Brother of Honduran president jailed for life for drug trafficking
AFP A federal judge in New York on Tuesday sentenced Juan Antonio “Tony” Hernández to life imprisonment for trafficking 185 tons of drugs to the United States, according to prosecutors with the collaboration of his brother, the president of Honduras.
Following a two-week trial in New York in October 2019, former Congressman Tony Hernández, 42, was found guilty of all four charges, including trafficking of cocaine to the United States, false testimony, and possession of firearms.
Judge Kevin Castel said the life sentence for Tony Hernandez, who was detained at a Miami airport in November 2018, was “well deserved.”
Prosecutors for the southern district of New York assured in their process that the president of Honduras, Juan Orlando Hernández, was a key partner of his brotherTony, although he has not been charged.

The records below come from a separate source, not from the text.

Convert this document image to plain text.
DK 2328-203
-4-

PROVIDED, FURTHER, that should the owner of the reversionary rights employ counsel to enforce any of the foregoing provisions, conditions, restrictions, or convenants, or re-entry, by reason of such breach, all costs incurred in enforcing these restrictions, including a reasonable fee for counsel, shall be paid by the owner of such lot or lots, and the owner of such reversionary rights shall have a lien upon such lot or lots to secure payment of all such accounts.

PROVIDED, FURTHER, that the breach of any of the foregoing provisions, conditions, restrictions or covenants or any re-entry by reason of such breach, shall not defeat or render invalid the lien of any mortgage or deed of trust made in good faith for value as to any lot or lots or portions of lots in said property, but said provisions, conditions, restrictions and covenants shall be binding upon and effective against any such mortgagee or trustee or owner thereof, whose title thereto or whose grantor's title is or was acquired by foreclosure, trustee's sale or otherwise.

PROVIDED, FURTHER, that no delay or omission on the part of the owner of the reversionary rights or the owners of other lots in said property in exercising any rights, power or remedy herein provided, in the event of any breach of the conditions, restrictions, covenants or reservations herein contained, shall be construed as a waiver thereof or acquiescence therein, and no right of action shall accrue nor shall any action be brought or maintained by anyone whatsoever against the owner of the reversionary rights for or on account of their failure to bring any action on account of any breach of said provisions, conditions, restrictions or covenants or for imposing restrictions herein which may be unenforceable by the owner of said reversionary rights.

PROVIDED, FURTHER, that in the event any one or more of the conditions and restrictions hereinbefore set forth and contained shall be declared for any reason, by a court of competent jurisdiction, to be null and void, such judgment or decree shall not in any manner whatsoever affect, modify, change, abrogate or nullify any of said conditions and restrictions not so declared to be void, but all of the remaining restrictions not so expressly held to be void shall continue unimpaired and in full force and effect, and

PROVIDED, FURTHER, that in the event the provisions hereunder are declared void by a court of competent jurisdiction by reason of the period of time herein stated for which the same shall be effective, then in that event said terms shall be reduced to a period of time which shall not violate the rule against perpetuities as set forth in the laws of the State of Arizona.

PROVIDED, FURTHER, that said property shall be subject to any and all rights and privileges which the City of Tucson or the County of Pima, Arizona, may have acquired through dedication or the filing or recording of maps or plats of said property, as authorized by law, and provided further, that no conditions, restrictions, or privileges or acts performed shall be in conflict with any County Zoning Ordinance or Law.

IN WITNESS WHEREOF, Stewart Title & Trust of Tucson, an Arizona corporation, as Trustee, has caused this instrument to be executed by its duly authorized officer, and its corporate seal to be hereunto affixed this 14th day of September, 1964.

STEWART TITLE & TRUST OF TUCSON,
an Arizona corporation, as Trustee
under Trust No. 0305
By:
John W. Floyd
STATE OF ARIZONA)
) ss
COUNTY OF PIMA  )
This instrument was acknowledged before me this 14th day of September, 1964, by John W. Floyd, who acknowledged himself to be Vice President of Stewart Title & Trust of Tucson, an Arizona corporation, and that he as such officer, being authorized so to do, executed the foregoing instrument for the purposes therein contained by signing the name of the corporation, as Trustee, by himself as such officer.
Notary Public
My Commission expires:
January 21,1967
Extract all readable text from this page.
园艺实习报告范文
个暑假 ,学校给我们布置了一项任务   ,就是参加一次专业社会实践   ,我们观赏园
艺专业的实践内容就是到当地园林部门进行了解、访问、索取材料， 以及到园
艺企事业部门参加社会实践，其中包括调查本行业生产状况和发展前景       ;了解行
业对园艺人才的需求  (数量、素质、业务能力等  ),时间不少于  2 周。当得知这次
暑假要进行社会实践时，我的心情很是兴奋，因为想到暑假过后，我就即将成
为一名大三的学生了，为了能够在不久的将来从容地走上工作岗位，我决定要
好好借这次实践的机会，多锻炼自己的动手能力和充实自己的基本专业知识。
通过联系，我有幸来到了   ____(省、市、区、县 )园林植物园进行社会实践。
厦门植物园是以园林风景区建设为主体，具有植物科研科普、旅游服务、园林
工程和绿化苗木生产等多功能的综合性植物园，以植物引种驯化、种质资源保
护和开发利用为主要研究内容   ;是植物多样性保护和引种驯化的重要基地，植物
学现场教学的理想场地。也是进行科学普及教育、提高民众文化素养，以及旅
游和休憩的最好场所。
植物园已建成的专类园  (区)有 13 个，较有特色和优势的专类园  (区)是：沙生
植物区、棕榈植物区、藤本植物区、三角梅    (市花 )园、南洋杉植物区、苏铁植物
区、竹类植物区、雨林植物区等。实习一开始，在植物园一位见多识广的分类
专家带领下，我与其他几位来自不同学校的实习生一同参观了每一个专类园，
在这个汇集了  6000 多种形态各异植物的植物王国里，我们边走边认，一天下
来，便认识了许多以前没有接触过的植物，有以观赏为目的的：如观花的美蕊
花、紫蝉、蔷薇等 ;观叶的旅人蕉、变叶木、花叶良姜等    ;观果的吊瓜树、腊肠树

Prosecutors had demanded life in prison, stressing that Hernández “had not shown any remorse”, while the defense had asked for the mandatory minimum sentence of 40 years.
“The defendant was a Honduran congressman who, along with his brother Juan Orlando Hernández, played a leadership role in a violent and state-sponsored drug trafficking conspiracy,” prosecutors wrote to the judge before sentencing.
Tony Hernández operated “with total impunity” thanks to the protection of his brother and contributed to the “putrefaction” of Honduran institutions, the prosecution said during the trial.
A witness from the prosecution, the former drug trafficker and former Honduran mayor Alexander Ardón, testified in the process that he witnessed a meeting in 2013 in which the now incarcerated Joaquín “Chapo” Guzmán, then head of the Mexican Sinaloa cartel, handed over a million dollars in cash to Tony Hernández for his brother’s election campaign.
The president of Honduras was also accused by US prosecutors of being a partner of another Honduran drug trafficker, Geovanni Fuentes Ramírez, found guilty of drug trafficking on March 22 after a trial presided over by Judge Castel
Juan Orlando Hernández, a lawyer who came to power in January 2014 and is in his second term, denies having been a partner of his brother or Fuentes in the cocaine trafficking to the United States and says that drug traffickers who testified against his brother in both processes want revenge on him for his fight against drug trafficking.